Sample Space: The set of all possible outcomes of an experiment.
Essential Formulas:
- Independent events: P(A and B) = P(A) × P(B)
- Dependent events: P(A and B) = P(A) × P(B|A)
- Addition rule: P(A or B) = P(A) + P(B) - P(A and B)
- Complement rule: P(not A) = 1 - P(A)
Key Rules:
- Probability is always between 0 and 1 (inclusive)
- Sum of all probabilities in a sample space equals 1
- For independent events, multiply probabilities
- For dependent events, adjust the second probability based on the first outcome
- Identify events: Determine what events are occurring
- Determine independence: Check if events are independent or dependent
- Choose formula: Select appropriate probability formula
- Calculate individual probabilities: Find probability of each event
- Apply formula: Perform the required mathematical operation
- Simplify: Reduce the fraction if possible
- Verify: Check that answer is between 0 and 1
Simple Independent Example:
- Rolling a die and flipping a coin: P(3 and heads) = (1/6) × (1/2) = 1/12
Dependent Example:
- Drawing cards without replacement: P(heart then spade) = (13/52) × (13/51)
Addition Rule Example:
- P(rolling even or prime) = P(even) + P(prime) - P(even and prime)
Tree Diagram Example:
- Flipping coin twice: HH, HT, TH, TT each with probability 1/4
Tips & Tricks:
- Always identify if events are independent or dependent first
- Use tree diagrams for complex sequential events
- Check that your answer is between 0 and 1
- Remember: with replacement = independent, without replacement = dependent
- For "at least one" problems, use complement rule: P(at least one) = 1 - P(none)
Common Pitfalls:
- Confusing independent with dependent events
- Using multiplication rule for dependent events without adjustment
- Forgetting to adjust probabilities when sampling without replacement
- Adding probabilities instead of multiplying for "and" events
- Independent: P(A and B) = P(A) × P(B)
- Dependent: P(A and B) = P(A) × P(B|A)
- Range: 0 ≤ P(event) ≤ 1
- Sum: P(all outcomes) = 1
- With replacement: Independent events
- Without replacement: Dependent events
- Tree diagrams: Visualize all possible outcomes
Compound probability: Probability of multiple events occurring together
Independence: Events that don't affect each other's outcomes
Dependence: Events where one affects the other's probability
- Identify: Determine the events involved
- Classify: Determine if events are independent or dependent
- Select: Choose the appropriate probability formula
- Calculate: Compute individual probabilities
- Combine: Apply the probability formula
- Verify: Ensure answer is reasonable (0 ≤ P ≤ 1)

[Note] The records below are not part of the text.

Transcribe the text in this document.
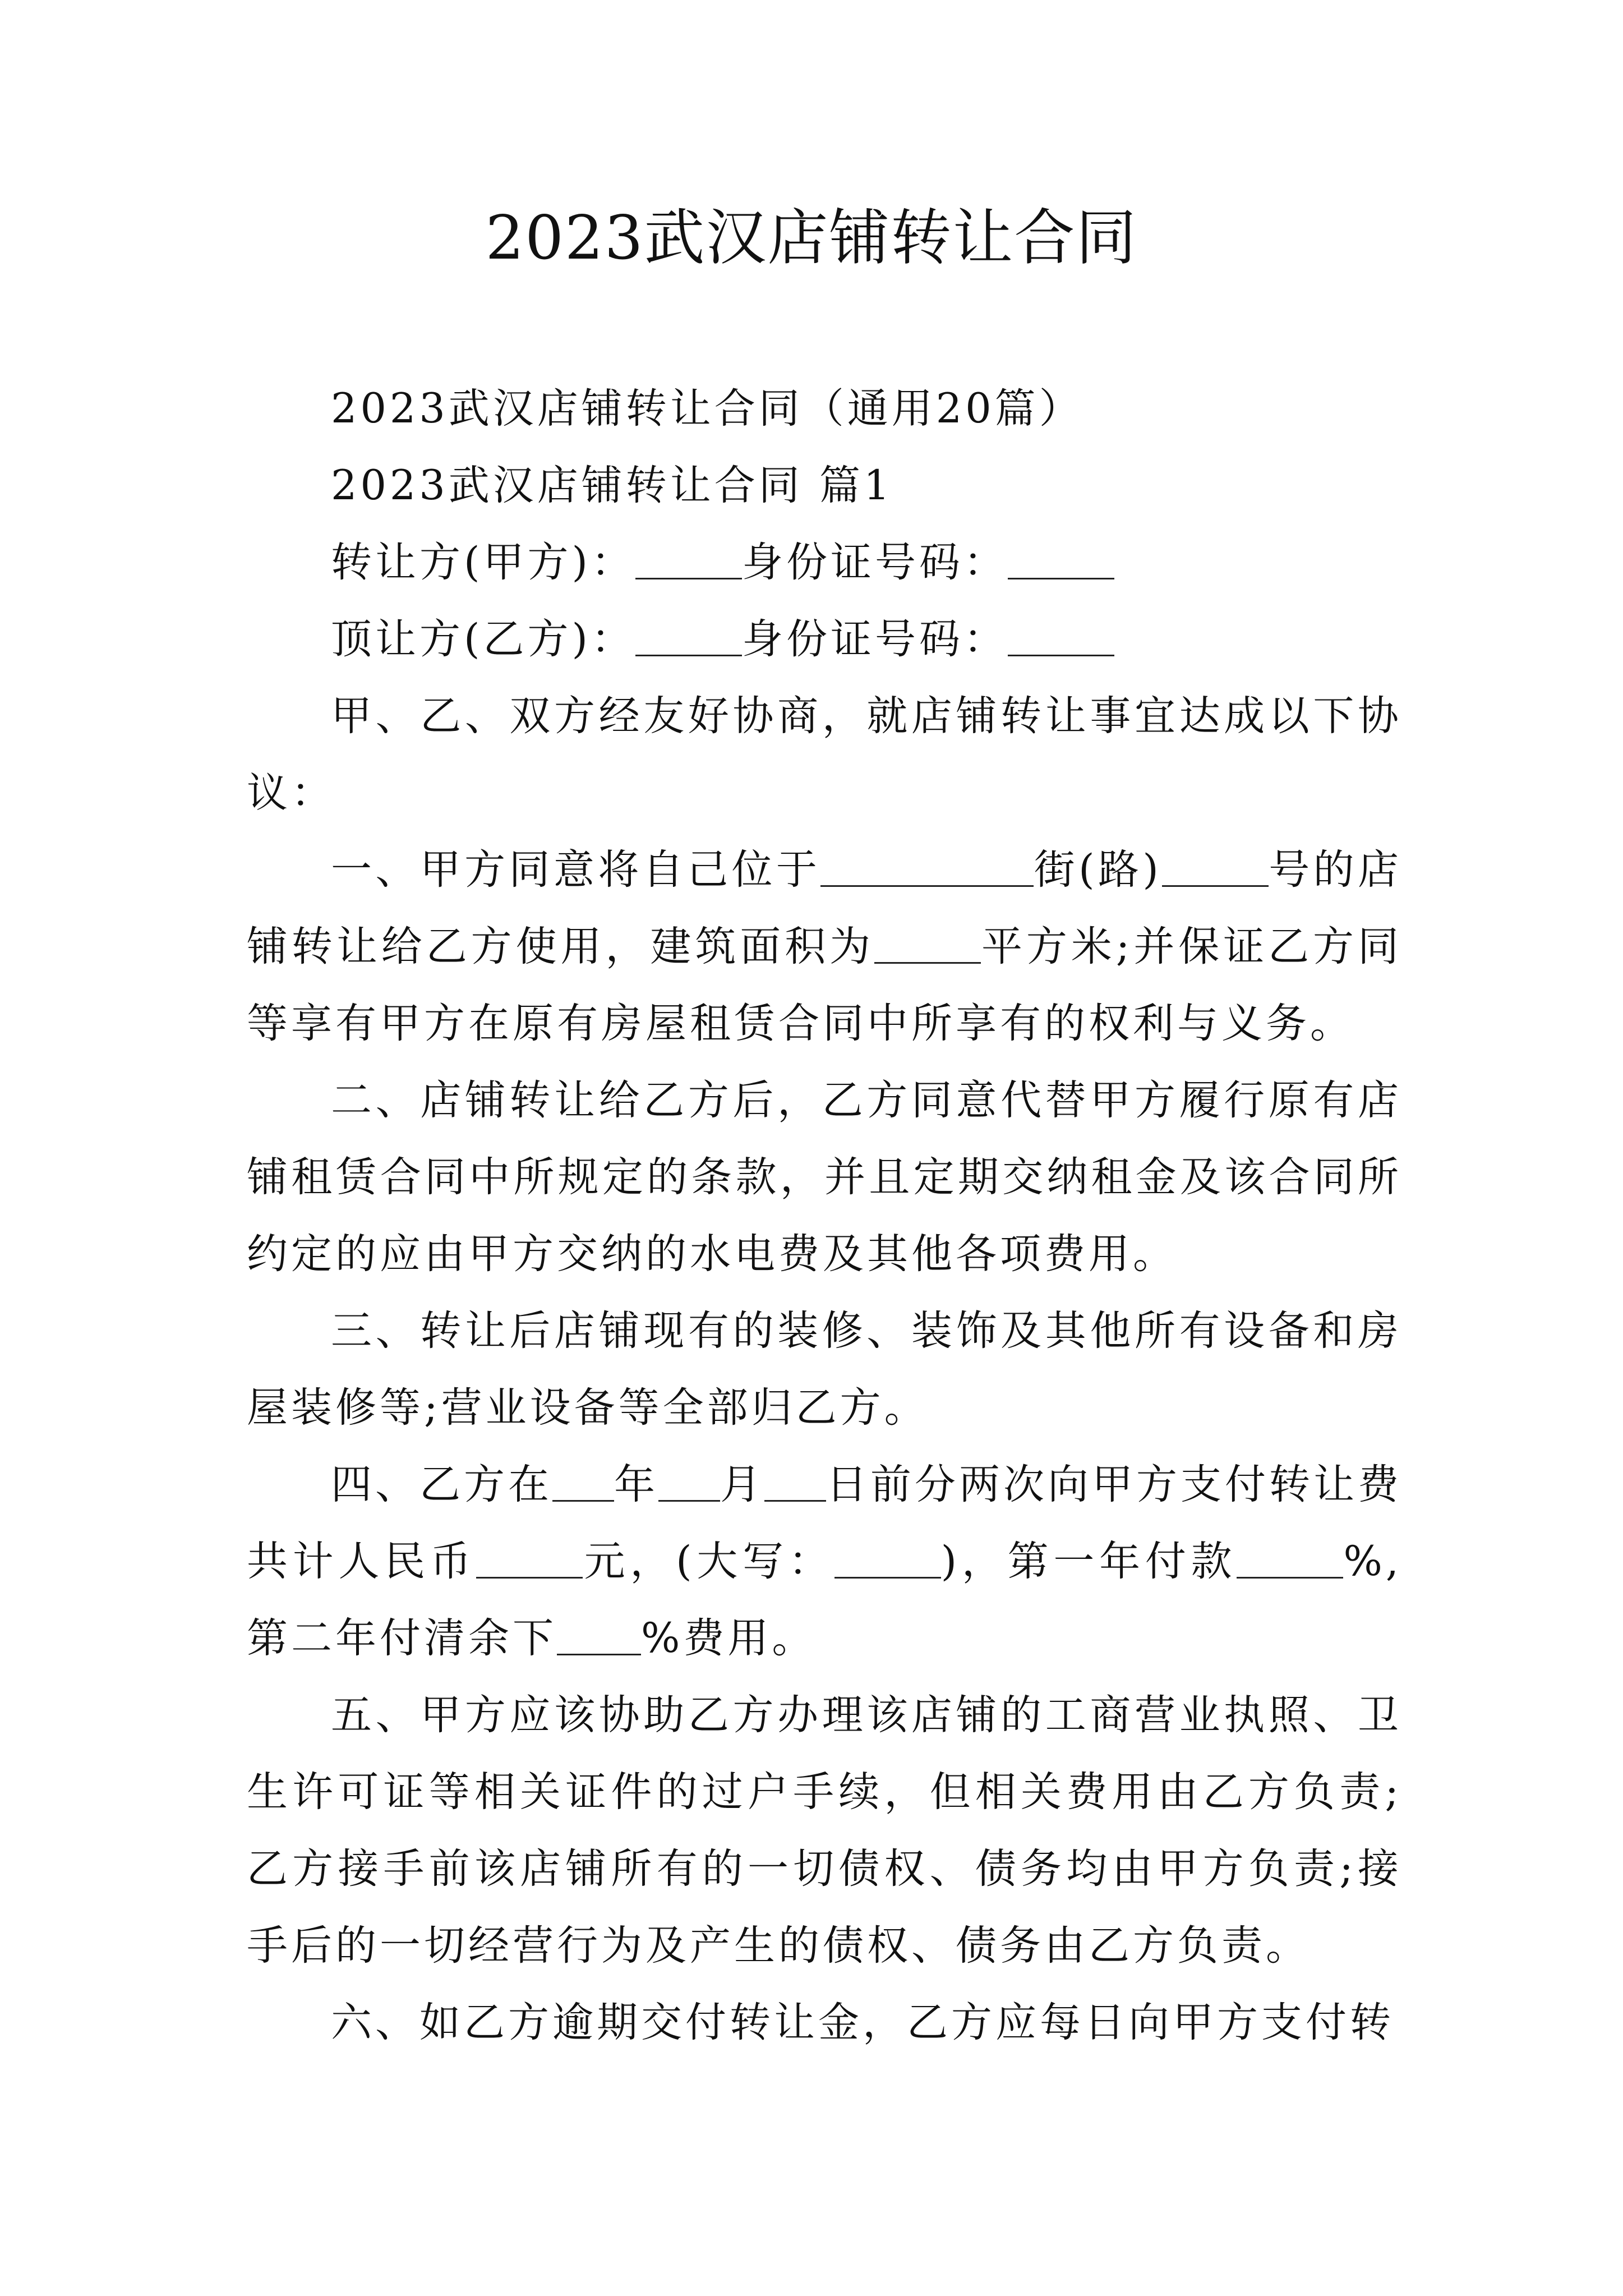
2023武汉店铺转让合同

2023武汉店铺转让合同（通用20篇）

2023武汉店铺转让合同 篇1

转让方(甲方)：	身份证号码：

顶让方(乙方)：	身份证号码：

甲、乙、双方经友好协商，就店铺转让事宜达成以下协议：

一、甲方同意将自己位于	街(路)	号的店铺转让给乙方使用，建筑面积为	平方米;并保证乙方同等享有甲方在原有房屋租赁合同中所享有的权利与义务。

二、店铺转让给乙方后，乙方同意代替甲方履行原有店铺租赁合同中所规定的条款，并且定期交纳租金及该合同所约定的应由甲方交纳的水电费及其他各项费用。

三、转让后店铺现有的装修、装饰及其他所有设备和房屋装修等;营业设备等全部归乙方。

四、乙方在 年 月 日前分两次向甲方支付转让费共计人民币	元，(大写：	)，第一年付款	%,第二年付清余下 %费用。

五、甲方应该协助乙方办理该店铺的工商营业执照、卫生许可证等相关证件的过户手续，但相关费用由乙方负责;乙方接手前该店铺所有的一切债权、债务均由甲方负责;接手后的一切经营行为及产生的债权、债务由乙方负责。

六、如乙方逾期交付转让金，乙方应每日向甲方支付转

• Independent: P(A and B) = P(A) × P(B)
• Dependent: P(A and B) = P(A) × P(B|A)
• Range: 0 ≤ P ≤ 1
• Total: P(Sample Space) = 1
Questions & Answers
Question: How do I know if events are independent or dependent?
Answer: Look for these clues:
- Independent: The first event does not change the sample space for the second event (e.g., flipping coins, rolling dice, drawing with replacement)
- Dependent: The first event changes the sample space for the second event (e.g., drawing without replacement, selecting people from a group)
Ask yourself: "Does the first event affect the second event's probability?" If yes, they're dependent.
Question: When do I add probabilities versus multiply them?
Answer: Use this guide:
- Multiply: For "AND" events (both A and B happen)
- Add: For "OR" events (either A or B happens)
For "AND" events: P(A and B) = P(A) × P(B) for independent events. For "OR" events: P(A or B) = P(A) + P(B) - P(A and B).
Question: What's the difference between theoretical and experimental probability?
Answer: The differences are:
- Theoretical probability: Calculated based on possible outcomes (what should happen)
- Experimental probability: Based on actual trials or observations (what did happen)
Example: Theoretical probability of heads = 1/2, but experimental probability might be 48/100 after 100 coin flips.